The Story Behind Capital Pool Companies
After acquiring the Canadian Venture Exchange in 2001, the program was structured by TMX Group, based on the Alberta Stock Exchange's previously offered junior capital pool program. TMX Group is, in its own words, an "integrated, multi-asset class exchange group" - the largest exchange group in North America by number of listed companies with equity and derivative markets and clearing houses, including the Toronto Stock Exchange and the TSX Venture Exchange (TSX-V). The latter, partially owing to its lower listing costs and simpler regulatory requirements than US and European exchanges, is home to many rising junior firms. The program provides access to markets for young companies with the assistance of seasoned managers and officers, amongst other items, to the TSX-V.
The Capital Pool Company Process
Phase 1 - Listing a CPC: A prospectus is prepared and a securities commission(s) given a receipt.

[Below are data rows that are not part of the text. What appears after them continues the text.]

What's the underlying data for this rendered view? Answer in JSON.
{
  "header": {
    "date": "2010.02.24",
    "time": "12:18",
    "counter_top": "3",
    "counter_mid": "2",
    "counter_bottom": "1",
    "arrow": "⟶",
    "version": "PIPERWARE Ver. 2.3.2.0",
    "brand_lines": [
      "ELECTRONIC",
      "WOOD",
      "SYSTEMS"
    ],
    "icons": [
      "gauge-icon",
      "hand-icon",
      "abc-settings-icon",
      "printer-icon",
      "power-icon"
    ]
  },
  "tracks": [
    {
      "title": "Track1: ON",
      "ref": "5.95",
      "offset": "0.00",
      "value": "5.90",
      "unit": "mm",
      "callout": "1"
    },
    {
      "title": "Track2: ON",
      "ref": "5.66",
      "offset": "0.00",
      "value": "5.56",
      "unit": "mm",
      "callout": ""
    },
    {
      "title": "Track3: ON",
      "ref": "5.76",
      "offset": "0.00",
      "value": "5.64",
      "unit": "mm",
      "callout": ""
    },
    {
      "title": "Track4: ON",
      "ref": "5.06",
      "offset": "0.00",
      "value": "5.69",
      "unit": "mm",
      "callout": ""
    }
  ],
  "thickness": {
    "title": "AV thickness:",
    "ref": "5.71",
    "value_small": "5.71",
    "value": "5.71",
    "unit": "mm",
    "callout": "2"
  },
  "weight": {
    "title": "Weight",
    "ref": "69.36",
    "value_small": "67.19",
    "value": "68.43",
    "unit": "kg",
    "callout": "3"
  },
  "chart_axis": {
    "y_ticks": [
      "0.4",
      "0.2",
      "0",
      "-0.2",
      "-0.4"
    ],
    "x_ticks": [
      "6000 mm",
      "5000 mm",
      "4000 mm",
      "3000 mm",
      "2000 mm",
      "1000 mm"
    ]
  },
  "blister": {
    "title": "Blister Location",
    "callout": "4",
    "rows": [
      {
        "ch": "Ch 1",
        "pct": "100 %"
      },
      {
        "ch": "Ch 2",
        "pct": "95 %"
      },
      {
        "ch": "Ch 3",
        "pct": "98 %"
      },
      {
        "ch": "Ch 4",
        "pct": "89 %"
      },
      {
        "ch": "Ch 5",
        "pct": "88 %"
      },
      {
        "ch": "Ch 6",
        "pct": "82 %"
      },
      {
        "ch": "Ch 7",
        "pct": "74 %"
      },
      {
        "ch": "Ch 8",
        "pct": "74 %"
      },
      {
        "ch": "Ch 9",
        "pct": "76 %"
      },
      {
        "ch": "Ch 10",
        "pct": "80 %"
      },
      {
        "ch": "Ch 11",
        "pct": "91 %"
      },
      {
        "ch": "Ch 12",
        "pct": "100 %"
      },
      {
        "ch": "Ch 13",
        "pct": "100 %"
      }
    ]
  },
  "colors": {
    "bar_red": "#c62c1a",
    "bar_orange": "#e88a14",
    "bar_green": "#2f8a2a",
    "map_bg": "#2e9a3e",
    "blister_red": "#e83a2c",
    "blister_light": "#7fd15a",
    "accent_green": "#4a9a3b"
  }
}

It is listed with the symbol .P to classify it as a CPC. In order to build a CPC, a minimum of three individuals with experience as directors/officers in business and public companies should invest more than $100,000 or 5% of the total funding raised through the offering personally. Phase 2 - Completing a Qualifying Transaction: When listed, a CPC has a 24-month time to determine a private company it will combine with the program's qualifying transaction. The CPC declares in principle the agreement and then prepares circular information for its shareholders which contains the kind of information found in an IPO prospectus.